Husband of May Mainwaring
Jimmie Thomas is the imposing foreman at the Bombay cotton factory. He strictly enforces production quotas and views the uneducated workforce as replaceable commodities. He demands commission fees from laborers seeking employment and uses constant verbal abuse and intimidation to keep the factory floor under absolute control.
Hari is a desperate coolie struggling to support his family in the crowded slums of Bombay. He guides Munoo through the intimidating process of finding work at the cotton mill and allows the boy to share his cramped company housing. He represents the trapped, fatalistic reality of adult workers who endure systemic abuse to avoid starvation.
Hari's wife manages the daily survival of her family within a squalid, smoke-filled hut provided by the factory.

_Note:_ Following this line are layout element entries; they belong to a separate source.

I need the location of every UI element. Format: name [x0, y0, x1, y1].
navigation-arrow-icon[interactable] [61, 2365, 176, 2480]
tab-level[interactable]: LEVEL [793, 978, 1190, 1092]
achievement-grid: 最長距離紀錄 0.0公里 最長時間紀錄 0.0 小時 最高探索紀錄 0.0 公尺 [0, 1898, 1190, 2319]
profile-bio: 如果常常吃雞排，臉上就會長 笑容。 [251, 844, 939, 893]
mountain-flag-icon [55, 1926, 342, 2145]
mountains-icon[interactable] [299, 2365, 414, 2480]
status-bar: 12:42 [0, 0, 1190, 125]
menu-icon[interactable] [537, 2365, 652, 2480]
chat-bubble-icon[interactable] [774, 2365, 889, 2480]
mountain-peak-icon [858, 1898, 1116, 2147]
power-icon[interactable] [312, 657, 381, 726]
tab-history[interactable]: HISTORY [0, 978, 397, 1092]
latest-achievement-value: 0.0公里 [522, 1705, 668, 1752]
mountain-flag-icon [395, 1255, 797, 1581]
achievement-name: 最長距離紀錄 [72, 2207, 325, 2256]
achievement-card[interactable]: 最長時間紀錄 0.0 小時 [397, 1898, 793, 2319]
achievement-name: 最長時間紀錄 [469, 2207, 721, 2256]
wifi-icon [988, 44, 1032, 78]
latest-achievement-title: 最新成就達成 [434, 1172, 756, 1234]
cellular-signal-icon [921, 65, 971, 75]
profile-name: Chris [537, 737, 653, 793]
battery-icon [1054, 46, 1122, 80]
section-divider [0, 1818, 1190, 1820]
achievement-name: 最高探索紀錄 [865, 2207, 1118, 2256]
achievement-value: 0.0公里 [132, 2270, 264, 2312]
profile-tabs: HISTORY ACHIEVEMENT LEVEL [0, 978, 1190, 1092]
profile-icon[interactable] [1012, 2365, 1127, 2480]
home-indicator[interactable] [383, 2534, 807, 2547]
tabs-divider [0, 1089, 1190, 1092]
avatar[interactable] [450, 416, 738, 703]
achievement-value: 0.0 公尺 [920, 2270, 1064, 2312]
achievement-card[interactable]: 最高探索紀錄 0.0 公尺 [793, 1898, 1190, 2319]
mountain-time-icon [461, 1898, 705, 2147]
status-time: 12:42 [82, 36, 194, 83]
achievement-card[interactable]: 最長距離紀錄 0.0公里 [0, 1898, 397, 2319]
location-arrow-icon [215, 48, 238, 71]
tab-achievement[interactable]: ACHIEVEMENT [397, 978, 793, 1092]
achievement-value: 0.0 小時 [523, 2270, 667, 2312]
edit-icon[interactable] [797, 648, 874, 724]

She offers Munoo a brief moment of maternal soothing after a confusing night in the city, providing comfort while instilling the harsh lesson that suffering is the inescapable destiny of their social class.
Wife of Hari
Friend of Munoo
W. P. England is the British-born chief cashier at the bank where Nathoo Ram works. He represents the aloof, occupying British class, displaying profound discomfort and cultural disdain when hosted by his Indian subordinate. He rejects local customs and food, highlighting the immense social divide.
Employer of Babu Nathoo Ram
Sir Todar Mal is a powerful local government official living adjacent to the Daulatpur chutney plant. He frequently files complaints regarding the factory's heavy smoke and stench. Instead of demanding actual environmental improvements, he readily accepts regular bribes of factory goods in exchange for ignoring the health code violations.